Add in dividends, and the returns look much better around 8.4%.
But it's probably fair to say that many retail and SMSF investors would be frustrated at the lack of capital growth from many of the ASX's blue-chip stocks.
Here are three high-quality growth stocks I'd consider buying today…
Sirtex Medical Limited (ASX: SRX)
Sirtex has developed a product that helps people with liver cancer, Sir-Spheres. The company continues to report growing sales, despite reaching 2% of its addressable market so far. In 2016, dose sales grew 16.7%, and the company has forecast another year of double-digit unit sales growth in FY17. The share price is trading below $30, which represents a P/E ratio of around 31x. For a company of Sirtex's quality and potential, that appears cheap.
REA Group Ltd (ASX: REA)
Also trading on a P/E ratio of around 31x, the owner of realestate.com.au has seen its share price pull back to $51.50. Investors may have been spooked by media articles suggesting Australia's property market could be about to sink and sink fast. Those that have sold out fail to understand how REA's business works. The company should be able to continue generating high growth under almost all conditions. More properties on the market are good news for REA, taking longer to sell – that's also good news for REA Group. And there are the overseas businesses which everyone seems to forget.
Beacon Lighting Group Ltd (ASX: BLX)
Beacon Lighting had a tough financial year in 2016, and saw its share price hammered, including 25% in one day in May. It hasn't helped that Woolworths Limited's (ASX: WOW) closure of Masters and sell off of all lighting stock is having an impact on Beacon.

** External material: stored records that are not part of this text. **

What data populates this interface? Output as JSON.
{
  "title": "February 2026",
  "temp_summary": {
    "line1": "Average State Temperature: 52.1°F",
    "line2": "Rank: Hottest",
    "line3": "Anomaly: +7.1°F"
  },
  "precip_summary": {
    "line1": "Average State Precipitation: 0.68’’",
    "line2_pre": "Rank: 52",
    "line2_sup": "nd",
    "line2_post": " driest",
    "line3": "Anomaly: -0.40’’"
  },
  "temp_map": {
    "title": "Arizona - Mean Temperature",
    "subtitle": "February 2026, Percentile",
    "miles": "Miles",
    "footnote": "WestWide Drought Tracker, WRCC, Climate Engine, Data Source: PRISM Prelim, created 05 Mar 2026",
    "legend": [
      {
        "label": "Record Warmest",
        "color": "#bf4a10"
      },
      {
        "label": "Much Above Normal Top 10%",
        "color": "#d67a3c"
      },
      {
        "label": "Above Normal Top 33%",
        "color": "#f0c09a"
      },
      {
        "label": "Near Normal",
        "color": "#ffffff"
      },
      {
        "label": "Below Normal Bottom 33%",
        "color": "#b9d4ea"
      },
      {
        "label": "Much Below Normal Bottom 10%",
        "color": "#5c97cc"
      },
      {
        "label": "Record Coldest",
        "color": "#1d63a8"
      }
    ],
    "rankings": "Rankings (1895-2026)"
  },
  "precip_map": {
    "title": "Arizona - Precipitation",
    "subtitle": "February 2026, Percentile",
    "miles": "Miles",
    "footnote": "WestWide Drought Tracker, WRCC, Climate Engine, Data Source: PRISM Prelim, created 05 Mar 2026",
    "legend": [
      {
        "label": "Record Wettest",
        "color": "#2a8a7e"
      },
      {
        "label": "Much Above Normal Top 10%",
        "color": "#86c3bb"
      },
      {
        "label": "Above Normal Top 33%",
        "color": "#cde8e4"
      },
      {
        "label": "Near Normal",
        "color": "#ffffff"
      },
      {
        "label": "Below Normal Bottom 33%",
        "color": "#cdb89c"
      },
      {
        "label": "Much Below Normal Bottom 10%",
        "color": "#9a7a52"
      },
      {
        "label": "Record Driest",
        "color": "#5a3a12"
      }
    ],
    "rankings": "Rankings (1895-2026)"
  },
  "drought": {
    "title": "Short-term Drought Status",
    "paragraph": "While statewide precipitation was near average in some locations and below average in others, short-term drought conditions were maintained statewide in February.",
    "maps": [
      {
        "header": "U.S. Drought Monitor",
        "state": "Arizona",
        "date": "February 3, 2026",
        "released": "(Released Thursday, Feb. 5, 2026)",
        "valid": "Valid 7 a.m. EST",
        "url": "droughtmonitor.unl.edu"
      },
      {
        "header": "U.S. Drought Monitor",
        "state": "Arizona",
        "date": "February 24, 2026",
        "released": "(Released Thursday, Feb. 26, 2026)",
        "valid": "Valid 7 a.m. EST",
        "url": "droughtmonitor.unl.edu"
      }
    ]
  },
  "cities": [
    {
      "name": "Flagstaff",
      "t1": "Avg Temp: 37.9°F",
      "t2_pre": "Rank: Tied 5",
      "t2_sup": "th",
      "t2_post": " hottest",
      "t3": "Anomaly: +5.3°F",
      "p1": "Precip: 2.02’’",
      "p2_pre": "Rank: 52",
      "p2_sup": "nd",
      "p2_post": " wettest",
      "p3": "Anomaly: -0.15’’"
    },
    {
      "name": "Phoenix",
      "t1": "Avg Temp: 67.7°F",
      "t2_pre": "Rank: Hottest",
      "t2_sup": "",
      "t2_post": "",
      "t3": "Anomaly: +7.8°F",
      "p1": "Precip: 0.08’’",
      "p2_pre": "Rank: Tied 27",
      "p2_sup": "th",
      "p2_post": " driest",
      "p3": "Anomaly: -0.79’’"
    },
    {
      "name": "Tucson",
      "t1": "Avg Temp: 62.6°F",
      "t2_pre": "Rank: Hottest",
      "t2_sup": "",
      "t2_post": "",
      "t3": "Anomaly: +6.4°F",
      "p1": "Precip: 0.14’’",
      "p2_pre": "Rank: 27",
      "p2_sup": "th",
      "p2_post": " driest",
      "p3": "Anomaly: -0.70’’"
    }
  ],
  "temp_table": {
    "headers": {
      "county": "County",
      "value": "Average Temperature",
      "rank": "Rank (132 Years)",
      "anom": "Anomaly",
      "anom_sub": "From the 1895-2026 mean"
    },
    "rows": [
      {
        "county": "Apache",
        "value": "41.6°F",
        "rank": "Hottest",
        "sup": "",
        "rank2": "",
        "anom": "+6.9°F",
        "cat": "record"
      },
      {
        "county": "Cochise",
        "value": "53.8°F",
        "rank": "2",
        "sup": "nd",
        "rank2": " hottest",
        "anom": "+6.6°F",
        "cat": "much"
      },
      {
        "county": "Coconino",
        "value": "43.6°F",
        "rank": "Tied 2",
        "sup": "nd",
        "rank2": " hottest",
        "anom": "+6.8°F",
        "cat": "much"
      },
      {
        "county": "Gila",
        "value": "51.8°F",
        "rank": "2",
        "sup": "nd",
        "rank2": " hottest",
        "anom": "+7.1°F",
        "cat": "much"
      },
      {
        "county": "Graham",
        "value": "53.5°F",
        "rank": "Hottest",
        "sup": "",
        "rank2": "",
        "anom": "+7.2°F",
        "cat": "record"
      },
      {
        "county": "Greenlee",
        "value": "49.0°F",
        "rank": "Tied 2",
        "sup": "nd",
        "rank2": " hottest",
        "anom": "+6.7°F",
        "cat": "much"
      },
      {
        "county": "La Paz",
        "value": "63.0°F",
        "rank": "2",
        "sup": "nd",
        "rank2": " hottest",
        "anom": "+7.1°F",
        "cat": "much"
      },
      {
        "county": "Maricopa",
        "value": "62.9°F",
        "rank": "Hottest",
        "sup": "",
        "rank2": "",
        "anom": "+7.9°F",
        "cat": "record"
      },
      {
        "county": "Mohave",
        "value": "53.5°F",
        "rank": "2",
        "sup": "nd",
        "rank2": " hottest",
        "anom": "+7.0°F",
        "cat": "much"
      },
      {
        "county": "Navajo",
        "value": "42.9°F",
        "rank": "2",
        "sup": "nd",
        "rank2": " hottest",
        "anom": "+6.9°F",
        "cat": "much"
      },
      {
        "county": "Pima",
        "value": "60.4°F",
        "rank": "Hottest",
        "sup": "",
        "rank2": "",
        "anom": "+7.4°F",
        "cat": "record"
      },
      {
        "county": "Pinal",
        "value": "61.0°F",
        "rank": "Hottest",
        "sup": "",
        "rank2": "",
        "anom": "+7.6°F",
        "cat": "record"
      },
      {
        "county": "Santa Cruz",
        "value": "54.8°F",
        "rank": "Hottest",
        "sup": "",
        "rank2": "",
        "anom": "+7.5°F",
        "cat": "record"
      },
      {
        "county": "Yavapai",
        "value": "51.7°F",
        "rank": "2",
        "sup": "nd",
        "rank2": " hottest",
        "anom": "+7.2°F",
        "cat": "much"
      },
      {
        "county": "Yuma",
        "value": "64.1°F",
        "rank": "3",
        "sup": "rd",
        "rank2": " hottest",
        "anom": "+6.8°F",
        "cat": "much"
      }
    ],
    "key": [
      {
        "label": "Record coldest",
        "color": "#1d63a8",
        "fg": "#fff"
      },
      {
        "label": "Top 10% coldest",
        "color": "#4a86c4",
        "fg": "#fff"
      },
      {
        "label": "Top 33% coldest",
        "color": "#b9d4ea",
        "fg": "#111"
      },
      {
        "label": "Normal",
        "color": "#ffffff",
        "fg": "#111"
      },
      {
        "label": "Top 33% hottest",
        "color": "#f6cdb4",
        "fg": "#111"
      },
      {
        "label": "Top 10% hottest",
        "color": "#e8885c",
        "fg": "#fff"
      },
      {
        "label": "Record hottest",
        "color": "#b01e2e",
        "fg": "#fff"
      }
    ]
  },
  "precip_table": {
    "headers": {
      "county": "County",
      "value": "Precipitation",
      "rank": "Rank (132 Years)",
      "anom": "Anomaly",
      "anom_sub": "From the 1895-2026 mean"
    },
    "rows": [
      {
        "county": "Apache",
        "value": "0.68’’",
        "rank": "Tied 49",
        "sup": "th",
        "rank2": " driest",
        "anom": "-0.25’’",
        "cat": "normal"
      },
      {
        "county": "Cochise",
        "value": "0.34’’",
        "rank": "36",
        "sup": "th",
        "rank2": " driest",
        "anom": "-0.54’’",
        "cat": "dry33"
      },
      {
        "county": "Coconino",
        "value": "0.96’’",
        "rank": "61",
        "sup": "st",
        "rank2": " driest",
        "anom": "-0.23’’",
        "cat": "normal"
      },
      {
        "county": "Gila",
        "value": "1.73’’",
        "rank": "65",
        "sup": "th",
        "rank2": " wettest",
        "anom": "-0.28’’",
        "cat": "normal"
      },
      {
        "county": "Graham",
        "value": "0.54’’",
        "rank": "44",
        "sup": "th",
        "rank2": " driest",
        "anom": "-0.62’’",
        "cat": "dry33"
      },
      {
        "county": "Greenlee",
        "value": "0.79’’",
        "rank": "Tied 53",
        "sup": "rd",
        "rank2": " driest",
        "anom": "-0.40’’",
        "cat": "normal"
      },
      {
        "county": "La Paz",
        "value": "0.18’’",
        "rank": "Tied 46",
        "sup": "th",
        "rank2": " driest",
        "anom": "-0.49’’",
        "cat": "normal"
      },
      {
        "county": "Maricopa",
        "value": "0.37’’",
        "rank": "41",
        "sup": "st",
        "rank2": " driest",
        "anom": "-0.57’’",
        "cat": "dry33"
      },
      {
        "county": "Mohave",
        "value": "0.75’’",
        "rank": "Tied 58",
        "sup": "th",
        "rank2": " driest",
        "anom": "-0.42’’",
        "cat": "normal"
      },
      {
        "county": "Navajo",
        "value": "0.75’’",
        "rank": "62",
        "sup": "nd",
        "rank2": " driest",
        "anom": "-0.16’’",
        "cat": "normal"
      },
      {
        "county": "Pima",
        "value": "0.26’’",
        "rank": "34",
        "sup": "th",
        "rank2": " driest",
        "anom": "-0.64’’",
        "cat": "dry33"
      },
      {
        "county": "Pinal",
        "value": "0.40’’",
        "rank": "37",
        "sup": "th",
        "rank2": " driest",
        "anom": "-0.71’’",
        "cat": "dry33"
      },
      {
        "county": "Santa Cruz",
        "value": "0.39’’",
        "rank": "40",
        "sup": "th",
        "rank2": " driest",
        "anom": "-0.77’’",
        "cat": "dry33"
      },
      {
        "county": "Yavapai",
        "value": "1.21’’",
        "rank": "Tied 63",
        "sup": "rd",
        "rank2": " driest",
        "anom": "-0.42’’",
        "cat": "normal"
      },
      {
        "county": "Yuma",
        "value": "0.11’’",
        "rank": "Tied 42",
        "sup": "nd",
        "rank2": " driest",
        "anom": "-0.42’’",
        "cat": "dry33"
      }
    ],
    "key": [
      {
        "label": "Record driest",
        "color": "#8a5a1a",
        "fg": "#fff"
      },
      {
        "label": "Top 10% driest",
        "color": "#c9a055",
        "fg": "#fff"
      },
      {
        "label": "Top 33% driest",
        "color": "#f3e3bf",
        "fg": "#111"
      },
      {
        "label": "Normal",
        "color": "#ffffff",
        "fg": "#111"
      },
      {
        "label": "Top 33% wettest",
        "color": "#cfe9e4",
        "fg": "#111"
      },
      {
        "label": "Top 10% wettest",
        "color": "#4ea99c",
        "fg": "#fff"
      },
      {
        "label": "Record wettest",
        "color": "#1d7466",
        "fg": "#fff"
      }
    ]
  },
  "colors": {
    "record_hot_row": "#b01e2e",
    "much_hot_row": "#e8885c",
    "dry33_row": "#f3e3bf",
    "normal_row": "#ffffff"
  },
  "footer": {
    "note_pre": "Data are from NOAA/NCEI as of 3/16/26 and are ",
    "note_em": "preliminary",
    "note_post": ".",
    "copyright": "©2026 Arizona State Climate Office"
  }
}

But the company is forecasting improved sales and profits in FY2017, after recording positive same-store sales growth in the first quarter and rolling out new stores this financial year. At the current price of $1.71 and trading on a P/E of 20.7x, Beacon could well be a cheap buy.
Foolish takeaway
Companies that can generate double-digit growth under many conditions are high quality in my book and deserving of a place in your portfolio.